Implementation and Practical Use

The practical implementation of the package is built upon established methods for mixed-effects and survival models, providing an interface that integrates seamlessly with existing R packages like nlme and survival. The primary function, jointModelBayes(), facilitates model fitting by accepting mixed-effects and Cox model objects as inputs. Users can specify the time variable, distributional assumptions for the longitudinal data, and the association structure between the submodels.

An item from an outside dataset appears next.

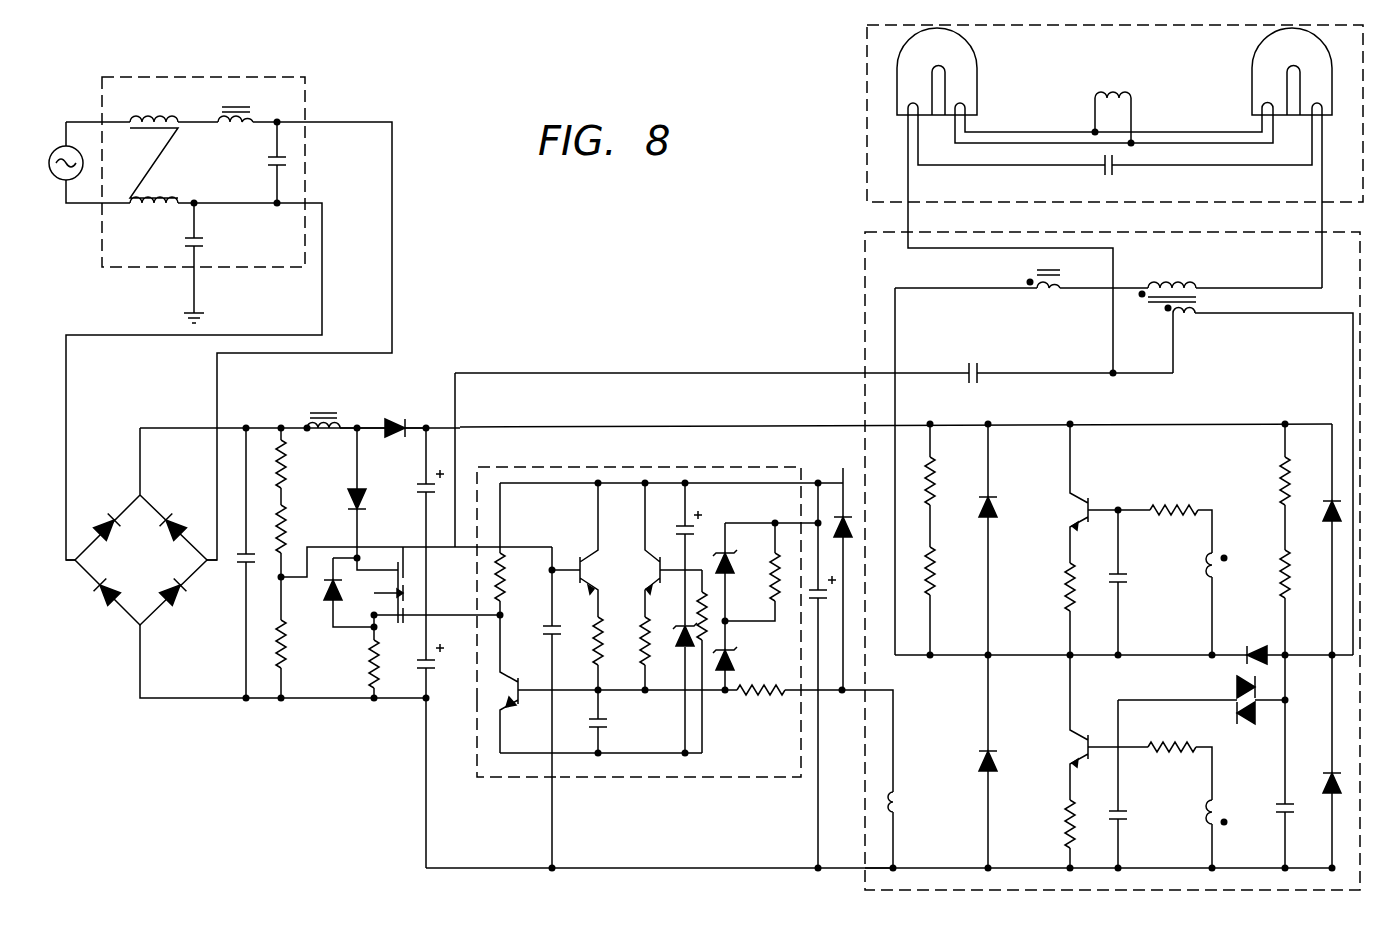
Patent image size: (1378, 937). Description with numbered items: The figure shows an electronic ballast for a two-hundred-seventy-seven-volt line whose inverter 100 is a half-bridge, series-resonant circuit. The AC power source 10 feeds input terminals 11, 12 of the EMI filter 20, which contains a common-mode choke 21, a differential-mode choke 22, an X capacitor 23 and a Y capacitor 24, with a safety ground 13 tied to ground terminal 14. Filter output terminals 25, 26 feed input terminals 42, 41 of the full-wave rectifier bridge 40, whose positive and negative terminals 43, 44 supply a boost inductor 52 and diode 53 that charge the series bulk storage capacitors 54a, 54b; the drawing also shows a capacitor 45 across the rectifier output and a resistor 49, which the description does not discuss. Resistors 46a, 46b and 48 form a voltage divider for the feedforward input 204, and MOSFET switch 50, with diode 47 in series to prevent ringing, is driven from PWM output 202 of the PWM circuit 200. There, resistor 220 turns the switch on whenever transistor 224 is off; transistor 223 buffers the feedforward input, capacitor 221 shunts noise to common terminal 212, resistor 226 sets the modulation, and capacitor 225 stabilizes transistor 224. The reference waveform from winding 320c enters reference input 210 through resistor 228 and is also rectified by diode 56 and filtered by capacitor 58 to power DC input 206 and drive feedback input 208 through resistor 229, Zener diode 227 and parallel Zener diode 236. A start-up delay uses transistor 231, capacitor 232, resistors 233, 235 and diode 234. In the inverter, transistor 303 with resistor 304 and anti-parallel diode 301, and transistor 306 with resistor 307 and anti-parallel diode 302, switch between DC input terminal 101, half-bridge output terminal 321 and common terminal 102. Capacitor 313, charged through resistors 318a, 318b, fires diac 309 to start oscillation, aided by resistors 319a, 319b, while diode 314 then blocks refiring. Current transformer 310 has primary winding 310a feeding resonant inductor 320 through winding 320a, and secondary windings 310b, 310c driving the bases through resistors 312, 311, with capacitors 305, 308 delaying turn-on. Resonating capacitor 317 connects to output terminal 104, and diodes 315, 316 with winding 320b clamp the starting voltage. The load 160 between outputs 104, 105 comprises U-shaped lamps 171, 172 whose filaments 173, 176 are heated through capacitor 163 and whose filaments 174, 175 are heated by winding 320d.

Illustrative examples using the primary biliary cirrhosis dataset elucidate the capabilities of JMbayes. The paper demonstrates fitting standard joint models, extending them to include various association structures, and addressing data challenges such as non-normal error distributions and censored data. Furthermore, it highlights the application of dynamic prediction techniques for individual patient outcomes using longitudinal information, a feature particularly valuable in personalized medicine contexts.

Future Directions

While JMbayes already offers a comprehensive framework for joint modeling, the paper outlines potential enhancements, such as accommodating multiple longitudinal outcomes, handling time-dependent covariates, and expanding survival model capabilities to include competing risks and recurrent events scenarios. These additions will further enhance the package's utility in handling complex and multidimensional data typical of many biomedical studies.

Conclusion

The JMbayes package represents a significant advancement in joint modeling by incorporating Bayesian techniques. Its ability to fit a wide range of models and make dynamic predictions marks it as an essential tool for researchers dealing with longitudinal and survival data. By continuing to develop its capabilities, JMbayes is poised to meet the growing demands of complex data analysis in diverse research fields. The paper provides detailed examples, thus equipping researchers with the knowledge to apply these advanced modeling techniques effectively.